Cramped Quarters

Joe Brancatelli, my friend who knows more about airlines than Jerry Sandusky knows about tickling, says that flying "coach" is about to get even more uncomfy than it already is. If this trend keeps up, they'll just be stuffing us into prepaid mailers and FedExing us to our destinations, second day air.

Y'know, not that my voice has any particular volume, but I wouldn't mind if the seats didn't recline much. I rarely recline mine and whatever comfort it affords is more than negated by the guy in the seat ahead of me reclining his. But for those of us who are 6'3" (and at least one of us is), losing an inch of legroom is like losing your toes.

In fact — and some of you will emphatically disagree with this — I wish airlines would charge for carry-ons and make it free to check your luggage. Ever since most instituted fees for checked baggage, people are boarding planes (even on carriers that don't charge to check) with suitcases the size of the Louisiana Purchase.
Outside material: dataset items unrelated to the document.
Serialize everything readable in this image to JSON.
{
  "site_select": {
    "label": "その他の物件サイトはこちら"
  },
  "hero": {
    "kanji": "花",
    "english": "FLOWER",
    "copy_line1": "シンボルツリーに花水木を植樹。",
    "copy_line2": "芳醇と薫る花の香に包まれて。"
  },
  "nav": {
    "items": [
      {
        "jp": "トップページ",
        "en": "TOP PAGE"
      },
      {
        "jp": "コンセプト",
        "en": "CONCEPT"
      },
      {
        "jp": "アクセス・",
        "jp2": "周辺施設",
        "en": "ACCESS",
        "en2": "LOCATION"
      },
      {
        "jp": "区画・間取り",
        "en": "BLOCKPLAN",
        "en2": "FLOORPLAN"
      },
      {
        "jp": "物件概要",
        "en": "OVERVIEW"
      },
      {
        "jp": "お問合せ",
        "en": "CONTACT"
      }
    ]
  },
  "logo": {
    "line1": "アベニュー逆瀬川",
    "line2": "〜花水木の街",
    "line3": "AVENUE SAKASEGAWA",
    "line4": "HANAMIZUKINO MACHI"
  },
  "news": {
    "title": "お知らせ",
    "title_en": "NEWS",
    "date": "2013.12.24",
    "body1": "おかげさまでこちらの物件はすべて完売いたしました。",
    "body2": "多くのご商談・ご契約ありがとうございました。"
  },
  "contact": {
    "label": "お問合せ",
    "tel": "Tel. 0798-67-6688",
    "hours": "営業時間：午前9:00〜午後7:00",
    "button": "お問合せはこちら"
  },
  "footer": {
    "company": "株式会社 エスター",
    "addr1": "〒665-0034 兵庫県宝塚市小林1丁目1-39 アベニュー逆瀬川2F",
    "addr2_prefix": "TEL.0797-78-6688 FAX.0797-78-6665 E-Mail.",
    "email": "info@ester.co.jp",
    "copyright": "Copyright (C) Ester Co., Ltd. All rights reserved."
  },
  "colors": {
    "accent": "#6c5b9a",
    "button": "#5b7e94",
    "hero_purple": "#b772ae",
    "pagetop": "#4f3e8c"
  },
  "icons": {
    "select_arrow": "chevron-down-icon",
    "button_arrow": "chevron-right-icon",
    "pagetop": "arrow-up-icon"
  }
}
Some of them fight to get on the plane early because the overhead bins always fill to capacity and then there are always delays while flight attendants rearrange those bins so as to get one more bag in there, and then have to go check the ones for which there's no room. I'd be happier in my seat if there was room overhead to put my coat (instead of holding it on my lap) and my laptop (instead of having it under the seat ahead of me, thereby constricting my footroom).

But that'll never happen, charging for carry-ons and making checked baggage free. If anything, they'll start charging for carry-ons and start charging more for checked baggage.